Die soziale Frage war für den Berner Pfarrer Albert Bitzius besser bekannt als der
Schriftsteller Jeremias Gotthelf (1797-1854) Teil eines tiefgreifenden religiösen Problems. Er
war überzeugt dass die Not von einer Gesellschaft erzeugt wurde die sich nicht mehr auf
christliche Grundsätze berief. Im Unterschied zu anderen kirchlichen Bestrebungen ging es ihm
aber nicht um die Rechristianisierung der vermeintlich moralisch und sittlich verkommenen Armen
und die Restauration der Sozialordnung. Vielmehr stand er in engem Kontakt mit der neuen
Reformpädagogik und beeinflusste mit seinem Heim für Verdingkinder auch Friedrich Fröbel den
Begründer des Kindergartens. Die fortschrittsgläubigen Radikalliberalen welche die Lösung der
sozialen Probleme in einem zentralisierten wertneutralen und religiös indifferenten Staat
sahen erkannten dies nicht und sahen in ihm nur den konservativen Reaktionär und
Heimatdichter. Lukas Künzler schlägt in seiner Analyse von Die Armennoth und Käthi die
Großmutter eine andere Lesart der sozialethischen Schriften Gotthelfs vor und zeigt dass
dieser in seinem Werk unmittelbarer auf die epochalen Herausforderungen seiner Zeit reagierte
als bislang angenommen.
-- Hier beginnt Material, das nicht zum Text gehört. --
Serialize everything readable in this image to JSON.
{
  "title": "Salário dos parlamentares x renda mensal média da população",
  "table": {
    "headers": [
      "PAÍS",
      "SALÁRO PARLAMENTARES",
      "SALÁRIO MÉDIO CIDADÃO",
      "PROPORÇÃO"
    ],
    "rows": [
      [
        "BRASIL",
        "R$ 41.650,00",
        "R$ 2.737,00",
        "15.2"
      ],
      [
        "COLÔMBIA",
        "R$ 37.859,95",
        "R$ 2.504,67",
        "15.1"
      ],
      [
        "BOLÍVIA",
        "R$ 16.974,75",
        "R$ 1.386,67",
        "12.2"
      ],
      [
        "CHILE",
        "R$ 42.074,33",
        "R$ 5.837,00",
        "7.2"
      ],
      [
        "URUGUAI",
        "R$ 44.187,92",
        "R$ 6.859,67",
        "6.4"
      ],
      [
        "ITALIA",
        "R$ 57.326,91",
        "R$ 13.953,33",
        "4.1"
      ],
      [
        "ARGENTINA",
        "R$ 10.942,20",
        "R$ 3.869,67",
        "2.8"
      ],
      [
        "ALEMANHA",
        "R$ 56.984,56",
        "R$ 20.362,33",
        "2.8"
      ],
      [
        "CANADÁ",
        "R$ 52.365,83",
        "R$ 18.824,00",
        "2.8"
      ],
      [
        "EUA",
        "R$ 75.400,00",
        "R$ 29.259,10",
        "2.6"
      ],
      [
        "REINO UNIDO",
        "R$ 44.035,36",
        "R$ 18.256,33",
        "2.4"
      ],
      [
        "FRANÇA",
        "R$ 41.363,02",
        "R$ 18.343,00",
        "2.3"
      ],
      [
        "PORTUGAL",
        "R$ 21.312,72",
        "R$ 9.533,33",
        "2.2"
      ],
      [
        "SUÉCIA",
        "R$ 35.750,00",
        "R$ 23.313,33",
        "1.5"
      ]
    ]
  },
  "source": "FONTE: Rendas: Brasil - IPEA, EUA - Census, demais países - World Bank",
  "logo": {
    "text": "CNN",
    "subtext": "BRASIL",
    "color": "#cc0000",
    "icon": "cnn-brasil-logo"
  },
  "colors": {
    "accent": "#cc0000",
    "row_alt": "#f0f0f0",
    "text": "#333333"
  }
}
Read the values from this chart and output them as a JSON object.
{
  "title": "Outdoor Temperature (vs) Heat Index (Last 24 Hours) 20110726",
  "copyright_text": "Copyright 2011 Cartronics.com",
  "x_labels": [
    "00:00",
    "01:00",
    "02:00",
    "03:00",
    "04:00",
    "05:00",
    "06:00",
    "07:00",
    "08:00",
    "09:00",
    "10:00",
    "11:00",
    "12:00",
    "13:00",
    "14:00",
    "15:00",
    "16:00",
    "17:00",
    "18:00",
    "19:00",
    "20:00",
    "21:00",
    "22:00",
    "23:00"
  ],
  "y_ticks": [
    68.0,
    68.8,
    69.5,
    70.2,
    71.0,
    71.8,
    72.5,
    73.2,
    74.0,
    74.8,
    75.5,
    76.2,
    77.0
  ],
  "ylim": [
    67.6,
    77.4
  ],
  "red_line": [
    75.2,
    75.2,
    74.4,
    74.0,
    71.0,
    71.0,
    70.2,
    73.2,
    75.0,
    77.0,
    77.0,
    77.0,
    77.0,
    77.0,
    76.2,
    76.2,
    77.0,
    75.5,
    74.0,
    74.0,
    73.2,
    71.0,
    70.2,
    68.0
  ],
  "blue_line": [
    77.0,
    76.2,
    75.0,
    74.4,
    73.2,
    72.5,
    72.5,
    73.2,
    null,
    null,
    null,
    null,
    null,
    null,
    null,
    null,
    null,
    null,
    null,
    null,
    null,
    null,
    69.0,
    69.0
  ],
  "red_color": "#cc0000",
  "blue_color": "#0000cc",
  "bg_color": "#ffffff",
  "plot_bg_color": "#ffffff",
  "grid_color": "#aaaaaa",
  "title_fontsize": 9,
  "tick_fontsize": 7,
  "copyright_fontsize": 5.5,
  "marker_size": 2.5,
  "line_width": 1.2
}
Die durch Armut und Hunger bewirkte Gärung in den Unterschichten
reflektierte er ebenso deutlich wie die frühsozialistischen Theoretiker die in der
revolutionären Umwälzung aller politisch-ökonomischen Verhältnisse den Weg zu gerechten
sozialen Zuständen sahen. Gerade in unserer Zeit die mit der Migration und dem Klimawandel
wieder vor der Wertefrage steht gewinnt Gotthelfs Werk neue Bedeutung und Aktualität.